Of course, as a parent I have a huge responsibility to influence my child in the way that he should go. The tension arises when my expectations begin to dominate the foreground—like my hopes that my child will be blessed with giftedness, respectability and nice friends, no doubt since those things will reflect well upon me. It is one thing to raise a child for God’s glory, and another to put a Christian veneer on worldly aspirations. I’m not sure I always know the difference!

Enter Melissa Kruger’s Wherever You Go, I Want You to Know. This is a children’s book, but I think its central message is just as significant for catechising parents as it is for encouraging their children. In a playful and rhyming tone, Kruger straddles one of the many paradoxes of the Christian life: humility and glory. These unlikely fellows, wedded inextricably at the cross and embraced in the life of faith, have a new way of determining our hopes and dreams for our children. After all, how many children’s books can meaningfully equalise job titles as broad ranging as farming, teaching, or flying? How many can promise that life will be filled with both joy and loss without defaulting to trite phrases? 

In Kruger’s gospel-shaped retelling of the good life, our children’s vocation is exciting to speculate on, but not definitive. Ups and downs are expected, but not all-encompassing. The climax leads us to dream a far greater dream for our children: to hope that their love is ordered towards their Saviour Jesus Christ. It is simple yet profound, and has the quality of gently rebuking parents by relativising everything else.

It’s only been in the past couple of months that we’ve picked up the Seussian counterpart to Kruger’s book, Oh, The Places You’ll Go! I’m not sure if Kruger ever confirmed that she was riffing off of this classic, but the similarities (or rather the differences) are easy to spot. Like Kruger, Seuss attempts to straddle the paradoxical nature of this life, but without the revelation of the gospel, his inspiring message is summed up in the idea that life is just one big balancing act. Hopefully, on balance, things will be good rather than bad, but in the end the one who is responsible for tipping those scales is you.

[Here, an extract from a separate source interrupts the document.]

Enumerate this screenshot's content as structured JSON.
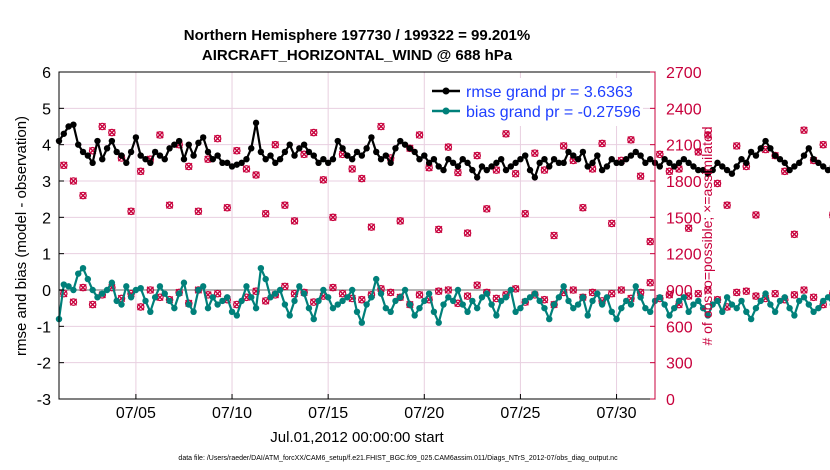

I’m thankful that I can turn back to Kruger’s book with my son and hold out a far weightier promise to him. More than that, I’m thankful that I can yield myself to my Creator, and entrust my son to him. It is no small thing for a parent to relinquish their child to the unknown of wherever. But if we trust in the risen Jesus and find comfort in his perfect love, we know that the wherever of this life is leading to a very definite somewhere in the next. It doesn’t matter if the world deems our children to be ‘successes’ or ‘failures’ or ‘perfectly ordinary’. What matters is that our children’s hearts are turned towards the Lord Jesus, and that we as parents faithfully expend our energies towards this end. It is a joy for parents and children to be able to encourage one another towards this end in the pages of Kruger’s book.